Big news out of the Federal Highway Administration (FHWA) last week!
On October 7, 2015, the agency announced that it is proposing revisions to current oversight policies that could have a huge impact on how roads are designed in communities. To encourage the design of roads that are more in line with the social, economic, and environmental needs of communities, these revisions will reduce the number of Controlling Design Criteria - from 13 to 2 - for roads designed for speeds of less than 50 mph.
“This proposed policy change will give states and communities the opportunity to be more innovative in designing their local projects,” said U.S. Transportation Secretary Anthony Foxx. “It will help us to build more quality projects that will not only provide more travel options for people, but also support and unite communities across America.”
What are “Controlling Design Criteria”?
To fully understand the significance of this announcement, it is important to understand what CDCs are and how they relate to design standards.
Road design is a complex process, involving trade-offs between safety, community and environmental impacts, and project costs. All roads in the US are designed using an assortment of design manuals at the federal, state, and local level. The ultimate standard reference is the American Association of State Highway and Transportation Officials’ (AASHTO) A Policy on Geometric Design of Highways and Streets, which is commonly referred to as the “Green Book.”
Technically, engineers are only required to follow the Green Book for federally funded projects on the National Highway System, which makes up only 4% of our country’s roads. But the use and impact of this manual extends well beyond these roads. Since few communities have the will or resources to create their own manuals, and since state DOT manuals are based largely on the Green Book, it has essentially become the default guide for roadway design around the country.
In 1985, FHWA established 13 controlling design criteria because of their perceived impact on operations and safety. These applied to all projects, regardless of the road’s function or community context.
To ensure consistency in federally-funded road design, FHWA also created a design oversight process that includes special documentation - called Design Exceptions - for designs that cannot achieve one or more of the standards. However, since the Green Book contains over 500 pages of design guidance, FHWA’s move to prioritize 13 of these to Controlling Design Criteria made sense at the time, but it had several unintended consequences.

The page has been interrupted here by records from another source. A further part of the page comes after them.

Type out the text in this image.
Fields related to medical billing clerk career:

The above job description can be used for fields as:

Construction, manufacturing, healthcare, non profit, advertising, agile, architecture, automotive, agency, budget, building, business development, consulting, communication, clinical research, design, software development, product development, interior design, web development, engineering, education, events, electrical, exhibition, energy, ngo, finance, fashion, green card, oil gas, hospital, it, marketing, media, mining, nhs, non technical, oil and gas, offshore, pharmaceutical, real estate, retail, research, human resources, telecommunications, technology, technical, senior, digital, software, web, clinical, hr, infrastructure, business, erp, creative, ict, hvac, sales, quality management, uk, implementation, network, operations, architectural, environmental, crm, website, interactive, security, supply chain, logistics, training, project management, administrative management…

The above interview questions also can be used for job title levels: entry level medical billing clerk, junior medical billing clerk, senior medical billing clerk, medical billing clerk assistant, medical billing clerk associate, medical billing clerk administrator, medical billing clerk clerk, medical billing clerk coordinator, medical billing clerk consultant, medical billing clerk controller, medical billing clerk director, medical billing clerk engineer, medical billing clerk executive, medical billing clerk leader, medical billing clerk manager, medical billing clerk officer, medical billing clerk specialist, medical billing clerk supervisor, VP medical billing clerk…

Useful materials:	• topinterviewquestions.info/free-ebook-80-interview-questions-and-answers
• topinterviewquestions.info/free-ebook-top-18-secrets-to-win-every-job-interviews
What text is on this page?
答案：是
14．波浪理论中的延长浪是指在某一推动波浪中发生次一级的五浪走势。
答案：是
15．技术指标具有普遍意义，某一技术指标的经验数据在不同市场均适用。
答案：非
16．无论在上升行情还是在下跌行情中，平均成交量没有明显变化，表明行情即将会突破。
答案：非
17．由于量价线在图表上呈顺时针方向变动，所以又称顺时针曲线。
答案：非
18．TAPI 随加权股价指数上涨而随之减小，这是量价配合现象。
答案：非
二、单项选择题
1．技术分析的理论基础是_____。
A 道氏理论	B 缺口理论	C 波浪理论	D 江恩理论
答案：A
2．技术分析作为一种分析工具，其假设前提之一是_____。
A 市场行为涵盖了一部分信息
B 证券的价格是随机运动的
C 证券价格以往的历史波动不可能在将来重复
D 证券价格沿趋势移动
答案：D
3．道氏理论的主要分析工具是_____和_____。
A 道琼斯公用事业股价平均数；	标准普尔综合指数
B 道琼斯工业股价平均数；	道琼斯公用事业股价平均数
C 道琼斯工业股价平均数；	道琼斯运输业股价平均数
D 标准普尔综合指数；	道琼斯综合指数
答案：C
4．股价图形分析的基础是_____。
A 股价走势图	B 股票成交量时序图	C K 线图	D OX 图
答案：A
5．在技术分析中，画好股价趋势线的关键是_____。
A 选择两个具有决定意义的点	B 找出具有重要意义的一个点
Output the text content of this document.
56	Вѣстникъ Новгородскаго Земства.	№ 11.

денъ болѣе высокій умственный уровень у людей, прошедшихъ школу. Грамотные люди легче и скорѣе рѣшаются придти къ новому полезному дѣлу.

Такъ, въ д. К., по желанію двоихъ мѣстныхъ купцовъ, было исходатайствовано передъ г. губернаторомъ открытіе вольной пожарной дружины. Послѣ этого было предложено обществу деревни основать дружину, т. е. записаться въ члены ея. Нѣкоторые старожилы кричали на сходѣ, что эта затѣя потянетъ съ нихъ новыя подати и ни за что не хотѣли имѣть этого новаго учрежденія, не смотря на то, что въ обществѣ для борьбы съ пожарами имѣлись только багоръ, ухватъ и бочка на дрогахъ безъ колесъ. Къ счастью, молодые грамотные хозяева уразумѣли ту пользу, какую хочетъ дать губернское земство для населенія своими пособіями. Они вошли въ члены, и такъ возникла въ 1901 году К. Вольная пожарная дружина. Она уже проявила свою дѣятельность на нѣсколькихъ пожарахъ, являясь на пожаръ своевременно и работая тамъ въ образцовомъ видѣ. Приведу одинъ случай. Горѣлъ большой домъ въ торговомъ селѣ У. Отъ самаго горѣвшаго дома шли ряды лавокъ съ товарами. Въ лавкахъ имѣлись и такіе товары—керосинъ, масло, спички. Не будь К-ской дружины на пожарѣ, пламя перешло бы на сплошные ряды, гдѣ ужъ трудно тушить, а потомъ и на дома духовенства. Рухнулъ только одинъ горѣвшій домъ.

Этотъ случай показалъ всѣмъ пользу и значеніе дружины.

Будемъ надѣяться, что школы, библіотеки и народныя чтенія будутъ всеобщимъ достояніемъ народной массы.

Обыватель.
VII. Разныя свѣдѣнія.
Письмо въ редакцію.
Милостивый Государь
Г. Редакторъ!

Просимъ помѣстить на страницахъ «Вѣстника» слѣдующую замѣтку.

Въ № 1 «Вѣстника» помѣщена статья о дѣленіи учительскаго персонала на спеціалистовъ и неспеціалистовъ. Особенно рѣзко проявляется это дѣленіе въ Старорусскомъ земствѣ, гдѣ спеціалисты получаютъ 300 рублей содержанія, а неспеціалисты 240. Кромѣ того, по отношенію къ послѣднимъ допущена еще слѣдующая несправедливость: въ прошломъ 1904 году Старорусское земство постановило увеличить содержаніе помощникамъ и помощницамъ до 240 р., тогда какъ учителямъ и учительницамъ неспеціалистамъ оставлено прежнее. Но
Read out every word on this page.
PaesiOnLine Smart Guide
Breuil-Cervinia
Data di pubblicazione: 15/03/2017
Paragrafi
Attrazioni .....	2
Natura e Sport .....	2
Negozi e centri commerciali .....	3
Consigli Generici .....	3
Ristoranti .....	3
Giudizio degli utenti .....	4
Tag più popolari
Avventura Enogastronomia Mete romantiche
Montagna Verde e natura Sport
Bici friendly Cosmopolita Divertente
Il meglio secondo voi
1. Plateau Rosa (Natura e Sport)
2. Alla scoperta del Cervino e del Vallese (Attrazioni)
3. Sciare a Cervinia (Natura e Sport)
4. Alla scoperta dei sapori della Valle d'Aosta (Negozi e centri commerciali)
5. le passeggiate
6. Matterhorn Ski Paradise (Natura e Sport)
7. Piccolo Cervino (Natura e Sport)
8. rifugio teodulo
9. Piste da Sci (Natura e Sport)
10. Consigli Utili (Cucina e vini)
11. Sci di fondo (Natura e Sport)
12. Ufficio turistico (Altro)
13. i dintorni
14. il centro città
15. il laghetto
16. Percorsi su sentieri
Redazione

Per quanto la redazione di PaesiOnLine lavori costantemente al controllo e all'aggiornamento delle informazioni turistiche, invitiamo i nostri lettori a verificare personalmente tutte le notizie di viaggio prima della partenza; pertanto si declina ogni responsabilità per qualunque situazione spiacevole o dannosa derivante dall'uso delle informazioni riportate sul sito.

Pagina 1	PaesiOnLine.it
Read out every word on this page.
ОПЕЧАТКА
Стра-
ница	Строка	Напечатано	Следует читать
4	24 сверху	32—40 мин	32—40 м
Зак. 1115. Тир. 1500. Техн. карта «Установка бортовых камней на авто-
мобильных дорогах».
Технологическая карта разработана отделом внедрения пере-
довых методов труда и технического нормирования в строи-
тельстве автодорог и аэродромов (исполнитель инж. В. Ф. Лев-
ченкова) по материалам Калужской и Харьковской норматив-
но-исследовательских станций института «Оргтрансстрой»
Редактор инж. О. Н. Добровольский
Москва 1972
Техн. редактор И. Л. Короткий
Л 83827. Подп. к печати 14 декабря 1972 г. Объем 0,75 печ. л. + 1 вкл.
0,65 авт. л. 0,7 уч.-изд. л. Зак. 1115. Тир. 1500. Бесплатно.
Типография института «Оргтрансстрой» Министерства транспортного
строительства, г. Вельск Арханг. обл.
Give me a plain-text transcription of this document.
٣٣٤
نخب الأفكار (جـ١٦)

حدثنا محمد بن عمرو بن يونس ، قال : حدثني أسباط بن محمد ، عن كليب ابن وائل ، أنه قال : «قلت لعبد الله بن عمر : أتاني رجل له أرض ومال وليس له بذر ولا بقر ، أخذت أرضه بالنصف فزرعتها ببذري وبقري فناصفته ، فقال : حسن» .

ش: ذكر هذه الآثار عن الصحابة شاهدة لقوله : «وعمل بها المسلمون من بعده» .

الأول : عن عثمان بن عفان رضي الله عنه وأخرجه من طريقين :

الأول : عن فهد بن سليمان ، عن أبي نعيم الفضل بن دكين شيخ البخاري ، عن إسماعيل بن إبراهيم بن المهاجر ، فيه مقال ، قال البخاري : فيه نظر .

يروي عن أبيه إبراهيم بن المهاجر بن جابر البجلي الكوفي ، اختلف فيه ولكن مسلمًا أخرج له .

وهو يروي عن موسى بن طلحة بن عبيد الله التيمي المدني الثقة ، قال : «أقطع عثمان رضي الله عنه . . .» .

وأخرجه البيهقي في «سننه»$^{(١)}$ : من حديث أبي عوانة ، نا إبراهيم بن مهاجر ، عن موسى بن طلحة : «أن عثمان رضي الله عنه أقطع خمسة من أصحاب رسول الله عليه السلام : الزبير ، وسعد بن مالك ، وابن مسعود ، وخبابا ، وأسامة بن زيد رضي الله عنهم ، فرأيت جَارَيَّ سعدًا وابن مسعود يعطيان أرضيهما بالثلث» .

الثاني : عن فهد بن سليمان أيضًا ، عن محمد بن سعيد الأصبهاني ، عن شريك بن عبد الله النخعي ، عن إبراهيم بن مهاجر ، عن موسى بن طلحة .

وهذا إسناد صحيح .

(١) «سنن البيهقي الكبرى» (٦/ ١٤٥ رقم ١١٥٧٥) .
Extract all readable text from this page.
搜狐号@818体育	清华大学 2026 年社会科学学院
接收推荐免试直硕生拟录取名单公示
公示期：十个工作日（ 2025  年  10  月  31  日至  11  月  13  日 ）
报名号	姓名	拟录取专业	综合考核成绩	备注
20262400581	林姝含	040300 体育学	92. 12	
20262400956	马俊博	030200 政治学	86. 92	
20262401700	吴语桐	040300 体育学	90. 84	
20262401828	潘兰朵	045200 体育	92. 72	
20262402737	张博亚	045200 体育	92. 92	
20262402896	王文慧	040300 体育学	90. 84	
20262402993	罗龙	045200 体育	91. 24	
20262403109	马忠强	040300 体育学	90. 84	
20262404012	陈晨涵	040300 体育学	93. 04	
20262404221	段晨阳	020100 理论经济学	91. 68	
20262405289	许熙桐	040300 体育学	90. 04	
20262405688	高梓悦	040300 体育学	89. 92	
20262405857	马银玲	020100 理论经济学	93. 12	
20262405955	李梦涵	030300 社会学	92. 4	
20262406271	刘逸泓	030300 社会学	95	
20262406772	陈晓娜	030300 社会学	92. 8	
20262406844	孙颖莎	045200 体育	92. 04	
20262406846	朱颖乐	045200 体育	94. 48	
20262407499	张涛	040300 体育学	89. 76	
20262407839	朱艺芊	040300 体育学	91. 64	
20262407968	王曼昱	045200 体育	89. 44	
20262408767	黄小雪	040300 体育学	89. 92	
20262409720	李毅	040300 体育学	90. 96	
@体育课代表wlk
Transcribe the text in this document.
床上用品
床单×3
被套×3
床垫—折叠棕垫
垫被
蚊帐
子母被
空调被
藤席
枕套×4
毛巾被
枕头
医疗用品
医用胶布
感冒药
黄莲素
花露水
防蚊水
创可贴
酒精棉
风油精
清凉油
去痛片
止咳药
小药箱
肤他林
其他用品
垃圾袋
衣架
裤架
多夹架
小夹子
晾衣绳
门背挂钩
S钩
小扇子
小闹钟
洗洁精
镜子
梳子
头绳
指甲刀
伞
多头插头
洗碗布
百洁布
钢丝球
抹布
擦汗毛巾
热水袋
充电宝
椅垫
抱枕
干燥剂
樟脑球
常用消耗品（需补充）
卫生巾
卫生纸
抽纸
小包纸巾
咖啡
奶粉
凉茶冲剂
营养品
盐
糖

Fearful of liability, most state and city DOTs discouraged Design Exceptions by making the process difficult and traumatic. While some planners and engineers came to view needing a design exception as an admission of failure, others would go to extreme lengths to ensure that their designs would not require an exception - mistakenly believing that this could expose them to personal liability. Taken together, these concerns led to a culture of ultraconservatism within the field, which in turn led to a surge of over-engineered, community-damaging designs: Trees were cut down, homes relocated, and Main Streets began to look like Interstates.
With these policy changes, however, FHWA is moving even closer to PPS’s vision for “place-led design,” where communities and transportation agencies jointly create a vision for a place, and then use sound engineering judgment and the flexibility provided in design manuals to create livable, safe, and context-sensitive solutions. These proposed revisions are just the latest in a long list of policy amendments, improved training, and design manuals that have emerged within the last two decades. (PPS has advocated for these principles for many years: See our Guide to Rightsizing Streets as well as our Citizen’s Guide to Better Streets, which offers information and guidelines to help communities work with designers.)
The 85% reduction in the number of CDCs represents a bold step in the shifting of federal culture, from one of rigidity and apprehension to one that promotes openness and flexibility. With only two criteria left - selection of design speed and design-loading structural capacity – designers will face far fewer barriers to creating truly context sensitive design. Other benefits: construction maintenance will be cheaper, and roads will be safer.
“This is truly a landmark moment in the history of road design,” commented Gary Toth, PPS Director of Transportation Initiatives. “I predict that twenty years from now, we will look back at this proposal as triggering the tipping point for sensible Context Sensitive Design.”